Some described it as the most expensive two words ever tweeted. "Funding secured."
It's hard to think Elon Musk knew the full extent of what he was doing when he tweeted that he was taking Tesla private.
And the consequences are substantial, even for someone who uses Twitter as recklessly as Musk. The Securities and Exchange Commission (SEC) slapped him with subpoena and a lawsuit. On Saturday, Tesla and Musk settled with the SEC. They'll have to cough up $20 million each, Musk will have to relinquish his seat as chairman for three years, and lawyers will have to oversee his communications.
Musk could have avoided much of the outrage and stock price instability (it dropped 37 points overnight when the SEC first announced its lawsuit, then bounced back even higher than before the suit by Monday morning) if he hadn't turned down a much tamer settlement last Thursday, the Wall Street Journal and New York Times report.

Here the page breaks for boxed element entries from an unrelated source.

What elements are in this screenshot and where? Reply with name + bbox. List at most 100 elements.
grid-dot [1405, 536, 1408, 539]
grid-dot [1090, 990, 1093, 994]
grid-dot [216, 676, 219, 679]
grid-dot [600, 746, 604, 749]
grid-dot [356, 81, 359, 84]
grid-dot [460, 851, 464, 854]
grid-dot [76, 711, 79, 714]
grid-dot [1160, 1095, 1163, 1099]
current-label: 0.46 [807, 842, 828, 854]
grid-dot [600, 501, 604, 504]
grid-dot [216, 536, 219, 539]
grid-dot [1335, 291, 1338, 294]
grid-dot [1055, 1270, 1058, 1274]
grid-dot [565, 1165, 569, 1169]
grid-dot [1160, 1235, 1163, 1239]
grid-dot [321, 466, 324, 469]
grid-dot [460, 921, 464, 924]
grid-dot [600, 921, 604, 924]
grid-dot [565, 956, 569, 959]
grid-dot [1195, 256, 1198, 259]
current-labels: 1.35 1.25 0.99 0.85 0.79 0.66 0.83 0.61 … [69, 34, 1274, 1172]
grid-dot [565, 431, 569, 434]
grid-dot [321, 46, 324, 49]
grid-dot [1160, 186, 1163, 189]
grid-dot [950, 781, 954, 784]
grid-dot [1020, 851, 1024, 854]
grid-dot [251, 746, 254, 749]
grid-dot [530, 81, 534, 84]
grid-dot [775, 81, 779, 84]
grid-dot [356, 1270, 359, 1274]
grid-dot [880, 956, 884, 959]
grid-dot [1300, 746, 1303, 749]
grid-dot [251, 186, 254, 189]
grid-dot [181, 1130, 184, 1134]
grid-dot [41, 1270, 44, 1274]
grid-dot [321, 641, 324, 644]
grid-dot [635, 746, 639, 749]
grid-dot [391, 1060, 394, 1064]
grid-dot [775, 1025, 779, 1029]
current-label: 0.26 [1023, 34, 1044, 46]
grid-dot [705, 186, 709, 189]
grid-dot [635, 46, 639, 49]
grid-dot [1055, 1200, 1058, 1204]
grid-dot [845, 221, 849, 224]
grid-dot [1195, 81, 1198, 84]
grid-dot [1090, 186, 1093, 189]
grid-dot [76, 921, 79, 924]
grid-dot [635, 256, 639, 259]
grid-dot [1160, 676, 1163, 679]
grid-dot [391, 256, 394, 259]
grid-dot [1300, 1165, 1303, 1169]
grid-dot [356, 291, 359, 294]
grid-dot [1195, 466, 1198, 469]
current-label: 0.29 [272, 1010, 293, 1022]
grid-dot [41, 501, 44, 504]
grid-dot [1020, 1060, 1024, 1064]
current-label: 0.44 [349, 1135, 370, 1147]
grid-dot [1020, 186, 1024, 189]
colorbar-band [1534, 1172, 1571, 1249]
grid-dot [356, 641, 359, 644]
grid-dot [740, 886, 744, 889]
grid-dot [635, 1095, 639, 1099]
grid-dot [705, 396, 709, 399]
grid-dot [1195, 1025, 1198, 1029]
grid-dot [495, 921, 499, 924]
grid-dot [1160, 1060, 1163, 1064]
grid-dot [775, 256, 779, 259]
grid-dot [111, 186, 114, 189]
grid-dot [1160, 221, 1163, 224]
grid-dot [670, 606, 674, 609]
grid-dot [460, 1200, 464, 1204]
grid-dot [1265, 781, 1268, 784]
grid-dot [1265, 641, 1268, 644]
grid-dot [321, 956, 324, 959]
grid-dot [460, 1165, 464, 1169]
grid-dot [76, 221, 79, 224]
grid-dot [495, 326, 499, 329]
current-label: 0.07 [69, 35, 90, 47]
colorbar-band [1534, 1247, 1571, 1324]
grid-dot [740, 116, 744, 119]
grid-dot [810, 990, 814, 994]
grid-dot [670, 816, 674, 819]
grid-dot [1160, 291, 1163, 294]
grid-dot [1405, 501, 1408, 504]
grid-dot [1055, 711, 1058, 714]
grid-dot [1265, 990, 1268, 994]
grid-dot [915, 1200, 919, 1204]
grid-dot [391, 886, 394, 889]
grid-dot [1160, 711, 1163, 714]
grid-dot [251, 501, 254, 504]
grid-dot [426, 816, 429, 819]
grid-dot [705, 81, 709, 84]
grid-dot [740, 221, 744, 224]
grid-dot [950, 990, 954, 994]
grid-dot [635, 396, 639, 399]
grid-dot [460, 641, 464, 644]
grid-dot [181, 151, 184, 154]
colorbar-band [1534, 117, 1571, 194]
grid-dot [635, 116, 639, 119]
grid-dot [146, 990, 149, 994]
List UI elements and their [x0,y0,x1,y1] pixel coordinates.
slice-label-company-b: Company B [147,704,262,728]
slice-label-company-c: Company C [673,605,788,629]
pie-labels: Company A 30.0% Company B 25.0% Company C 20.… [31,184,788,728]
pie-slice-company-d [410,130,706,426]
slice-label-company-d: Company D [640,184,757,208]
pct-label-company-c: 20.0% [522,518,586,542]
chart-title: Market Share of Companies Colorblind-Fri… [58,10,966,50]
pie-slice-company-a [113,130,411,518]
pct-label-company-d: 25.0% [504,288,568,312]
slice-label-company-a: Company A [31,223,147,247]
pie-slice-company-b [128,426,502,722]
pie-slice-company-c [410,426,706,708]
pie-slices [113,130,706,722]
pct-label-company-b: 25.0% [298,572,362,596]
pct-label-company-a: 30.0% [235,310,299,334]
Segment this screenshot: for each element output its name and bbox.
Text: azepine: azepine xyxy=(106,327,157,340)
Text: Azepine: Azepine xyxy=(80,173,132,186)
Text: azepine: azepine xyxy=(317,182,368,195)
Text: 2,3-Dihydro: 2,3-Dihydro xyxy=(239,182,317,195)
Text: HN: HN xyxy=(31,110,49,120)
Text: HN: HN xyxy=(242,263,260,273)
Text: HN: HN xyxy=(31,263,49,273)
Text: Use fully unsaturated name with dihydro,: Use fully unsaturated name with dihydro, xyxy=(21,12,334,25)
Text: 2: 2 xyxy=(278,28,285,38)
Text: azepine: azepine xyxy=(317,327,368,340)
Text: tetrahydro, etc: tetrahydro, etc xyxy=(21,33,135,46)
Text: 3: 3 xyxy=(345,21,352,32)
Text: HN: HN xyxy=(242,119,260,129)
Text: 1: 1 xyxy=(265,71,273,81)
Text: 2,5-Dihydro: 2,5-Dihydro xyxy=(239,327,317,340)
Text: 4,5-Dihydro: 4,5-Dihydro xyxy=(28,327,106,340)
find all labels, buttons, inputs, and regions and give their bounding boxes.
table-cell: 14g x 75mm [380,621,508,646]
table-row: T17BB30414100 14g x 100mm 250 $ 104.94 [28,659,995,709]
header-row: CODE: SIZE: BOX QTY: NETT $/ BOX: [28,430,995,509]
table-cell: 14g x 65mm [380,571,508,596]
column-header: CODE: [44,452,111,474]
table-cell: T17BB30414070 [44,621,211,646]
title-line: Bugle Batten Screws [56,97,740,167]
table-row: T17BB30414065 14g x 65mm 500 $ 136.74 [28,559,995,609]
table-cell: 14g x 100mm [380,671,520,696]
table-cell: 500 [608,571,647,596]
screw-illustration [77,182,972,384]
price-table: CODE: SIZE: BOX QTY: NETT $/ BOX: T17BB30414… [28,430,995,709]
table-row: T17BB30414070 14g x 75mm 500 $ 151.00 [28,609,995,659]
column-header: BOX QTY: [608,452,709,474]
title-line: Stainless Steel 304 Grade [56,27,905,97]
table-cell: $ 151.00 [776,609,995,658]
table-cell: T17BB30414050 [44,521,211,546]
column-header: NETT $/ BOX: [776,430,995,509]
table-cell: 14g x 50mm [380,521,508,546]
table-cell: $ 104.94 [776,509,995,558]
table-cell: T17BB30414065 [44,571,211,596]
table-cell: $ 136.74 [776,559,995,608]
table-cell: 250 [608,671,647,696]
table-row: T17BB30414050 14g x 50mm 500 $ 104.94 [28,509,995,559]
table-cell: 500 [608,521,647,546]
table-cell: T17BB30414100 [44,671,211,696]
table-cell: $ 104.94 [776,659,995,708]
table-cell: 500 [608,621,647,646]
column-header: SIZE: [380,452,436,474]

We may never know what convinced Musk to change his mind and settle with the SEC just two days after the lawsuit (uncharacteristically, he didn't offer any tweeted insight into his thought process).
But from where we sit now, this could be a great move for the company — and for the future of electric vehicles. The company will get all of the benefits Musk offers, with fewer of the liabilities that come with his leadership.
You've likely heard about some of these liabilities. From lashing out at short sellers to making weed jokes (allegedly to impress his girlfriend Grimes) to even getting sued for libel by a British diver he accused of being a pedophile, Musk's shenanigans have pulled Tesla into financial uncertainty. The SEC settlement really just seems like the culmination of years of shenanigans.
But there are perks of Musk's leadership, too. He's charismatic and ambitious with a devoted following. Tesla's stock has probably only done as well as it has because many people regard Musk as a visionary and savior of the electric car. "Historically, Tesla has had easy access to capital markets, largely due to the public’s perception of Musk as a visionary,” UBS analyst Colin Langan said in a research note, as quoted by Forbes. Kicking him out completely probably wouldn't be great for Tesla's business.
The settlement means Tesla gets the best of all worlds. As CEO, Elon still has quite a bit of power over the company, while a new chairman will take control of the board. That means Musk will have to answer to someone new. And the requirement for a lawyer who oversees Musk's communications — a.k.a his tweets — will help, too. Maybe having an intermediary that can rein in a hotblooded Musk could put an end to the weed jokes, and potshots aimed at short sellers.
The result, if Tesla's lucky, will be a more predictable Musk, which will mean more stability for shareholders.
The dust is still settling over at Tesla; Musk has 45 days until he has to step down as chairman. We still don't know how shareholders will react to a future chairman of the board. What will a Tesla without Musk as chairman look like? Whether Musk will relinquish some of that decision-making power to a new chairman (and who that chairman will be) is difficult to say. And will that chairman be able to keep Musk in line when he decides to tweet himself into a corner again?
That's also hard to say, but one thing is clear: Musk made the right decision in stepping down as chairman. A company like Tesla with such a bold vision of the future is too important.